Convert XML to JSON
Attributes, namespaces,
CDATA — handled.
Free XML to JSON converter. Choose how to handle attributes, strip namespaces, force arrays for repeated elements. Uses the browser's native DOMParser — your XML never leaves your device.
Three steps — paste your XML and get clean JSON in seconds.
Paste XML text directly or upload a .xml file. The browser's native DOMParser validates and parses the structure instantly — syntax errors are reported with the line number so you can fix them before converting.
Decide how to handle XML attributes — prefix with @, ignore them, or merge into the object. Strip namespace prefixes for cleaner keys. Choose compact mode to turn text-only nodes into simple string values instead of nested objects.
Click Convert and copy to clipboard or download a .json file. The output is valid JSON ready for any API, JavaScript application, database or data pipeline that consumes JSON.
Why there is no single correct way to convert XML to JSON.
XML and JSON have fundamentally different data models. XML elements can have both attributes and child content simultaneously — a concept that has no direct equivalent in JSON. An element like <user id="1">Alice</user> carries both an attribute (id) and text content (Alice) at the same time. There is no universally agreed mapping for this in JSON.
JSONshift offers two strategies. Compact mode prioritises readability: text-only elements become string values directly ({"name": "Alice"}), and attributes are prefixed with @ to distinguish them from child elements. Verbose mode preserves the full DOM structure — text content lives under a #text key — which is more verbose but fully reversible back to XML.
Namespace prefixes (like soap:Body or ns0:item) make JSON keys awkward and break dot-notation access in JavaScript. The strip option removes the prefix, producing clean keys like Body and item. Keep prefixes when the namespace is semantically meaningful and you need to distinguish between elements from different schemas.
Common workflows where JSON is more practical than XML.
Legacy SOAP and XML-RPC services return XML responses. Converting to JSON allows you to process the data with modern JavaScript, Python or Go tooling without an XML parsing library — and to pass the data to REST API consumers that expect JSON.
RSS and Atom syndication feeds are XML. Converting to JSON lets you consume feed data in a JavaScript front-end, store it in a document database like MongoDB, or process it in a pandas DataFrame without the overhead of an XML parser dependency.
Many legacy applications use XML for configuration (Maven pom.xml, Spring XML, Ant build files). Converting to JSON is often the first step when migrating a project to a modern stack that uses JSON or YAML configuration.
EDI, healthcare (HL7, FHIR), financial (FpML, XBRL) and government data standards use XML. Converting to JSON is a common first step in ETL pipelines that feed modern databases, data lakes or analytics tools that prefer JSON input.

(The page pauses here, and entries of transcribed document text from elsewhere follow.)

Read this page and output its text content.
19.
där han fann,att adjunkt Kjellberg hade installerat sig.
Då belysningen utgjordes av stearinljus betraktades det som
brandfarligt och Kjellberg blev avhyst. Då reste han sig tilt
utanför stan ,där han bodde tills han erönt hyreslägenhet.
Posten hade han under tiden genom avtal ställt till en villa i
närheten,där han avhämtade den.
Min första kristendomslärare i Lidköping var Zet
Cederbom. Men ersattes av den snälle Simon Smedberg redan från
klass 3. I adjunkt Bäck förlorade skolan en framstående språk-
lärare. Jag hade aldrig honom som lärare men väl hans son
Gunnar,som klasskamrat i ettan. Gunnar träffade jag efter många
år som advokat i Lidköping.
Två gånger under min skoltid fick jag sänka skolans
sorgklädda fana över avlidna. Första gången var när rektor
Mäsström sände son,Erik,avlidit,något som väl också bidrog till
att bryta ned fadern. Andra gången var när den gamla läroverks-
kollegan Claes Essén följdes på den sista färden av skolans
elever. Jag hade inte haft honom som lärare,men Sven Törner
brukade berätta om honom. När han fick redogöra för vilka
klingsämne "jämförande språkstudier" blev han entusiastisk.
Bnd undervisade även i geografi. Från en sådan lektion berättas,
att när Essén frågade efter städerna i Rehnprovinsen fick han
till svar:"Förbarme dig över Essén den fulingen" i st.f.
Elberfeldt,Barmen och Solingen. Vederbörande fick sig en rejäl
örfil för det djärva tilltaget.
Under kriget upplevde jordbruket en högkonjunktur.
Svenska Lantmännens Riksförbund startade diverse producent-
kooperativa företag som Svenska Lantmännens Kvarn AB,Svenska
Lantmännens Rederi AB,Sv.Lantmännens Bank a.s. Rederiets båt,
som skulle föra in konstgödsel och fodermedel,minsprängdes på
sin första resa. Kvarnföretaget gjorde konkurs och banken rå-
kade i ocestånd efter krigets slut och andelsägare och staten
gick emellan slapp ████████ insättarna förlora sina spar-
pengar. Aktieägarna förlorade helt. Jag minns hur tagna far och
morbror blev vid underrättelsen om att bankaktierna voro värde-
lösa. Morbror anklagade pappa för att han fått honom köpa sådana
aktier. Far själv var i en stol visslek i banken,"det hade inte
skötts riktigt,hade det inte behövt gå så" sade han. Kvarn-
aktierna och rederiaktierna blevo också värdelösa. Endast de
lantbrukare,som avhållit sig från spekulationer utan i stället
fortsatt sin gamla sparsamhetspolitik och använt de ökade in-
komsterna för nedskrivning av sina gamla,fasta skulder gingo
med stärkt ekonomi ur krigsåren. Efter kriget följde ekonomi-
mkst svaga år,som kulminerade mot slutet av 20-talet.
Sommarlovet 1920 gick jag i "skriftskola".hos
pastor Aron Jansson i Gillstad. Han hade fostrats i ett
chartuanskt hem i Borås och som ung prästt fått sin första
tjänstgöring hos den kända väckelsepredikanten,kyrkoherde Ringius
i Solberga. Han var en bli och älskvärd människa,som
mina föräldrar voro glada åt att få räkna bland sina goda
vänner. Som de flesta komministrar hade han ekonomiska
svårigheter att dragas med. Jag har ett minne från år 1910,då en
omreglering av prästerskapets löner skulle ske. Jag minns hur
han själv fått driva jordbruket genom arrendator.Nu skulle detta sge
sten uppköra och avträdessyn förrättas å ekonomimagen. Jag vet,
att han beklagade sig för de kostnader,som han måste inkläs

How each setting affects the JSON output structure.
| Option | Values | What it does |
|---|---|---|
| Attributes | @prefix · Ignore · Merge | @prefix adds an @ before each attribute name — e.g. @id, @class — making attributes visually distinct from child elements. Ignore drops all attributes, producing the simplest possible output. Merge puts attributes and child elements in the same object without any prefix — shorter keys but potential name collisions. |
| Output mode | Compact · Verbose | Compact converts text-only nodes to plain string values — {"name":"Alice"} instead of {"name":{"#text":"Alice"}}. Verbose preserves the full DOM structure with explicit #text keys — larger output but fully reversible to XML. |
| Namespaces | Strip · Keep | Strip removes namespace prefixes from element and attribute names (soap:Body → Body). Produces cleaner JSON keys safe for dot-notation access. Keep preserves the prefix — necessary when elements from different namespaces share the same local name. |
| Repeated elements | Always arrays · Mixed | Always arrays wraps every element in an array, even when it appears only once — producing a consistent structure regardless of how many siblings exist. Mixed uses an object for single occurrences and an array for multiples — more compact but can cause type inconsistency if the XML is later extended with additional elements. |
| Formatting | Pretty · Minified | Pretty uses 2-space indentation for human readability. Minified removes all whitespace — smaller payload for API transmission or static assets. |
Other free converters you might need next.
XML parsed by your
own browser. No upload.
The conversion uses the browser's native DOMParser — the same engine that renders every web page you visit. Your XML is parsed locally, the DOM is traversed in JavaScript, and the resulting JSON is built entirely in memory. Nothing leaves your device.
The converter handles real-world XML edge cases: CDATA sections, mixed content (text and child elements in the same node), empty elements, self-closing tags and deeply nested structures — all mapped correctly to their JSON equivalents.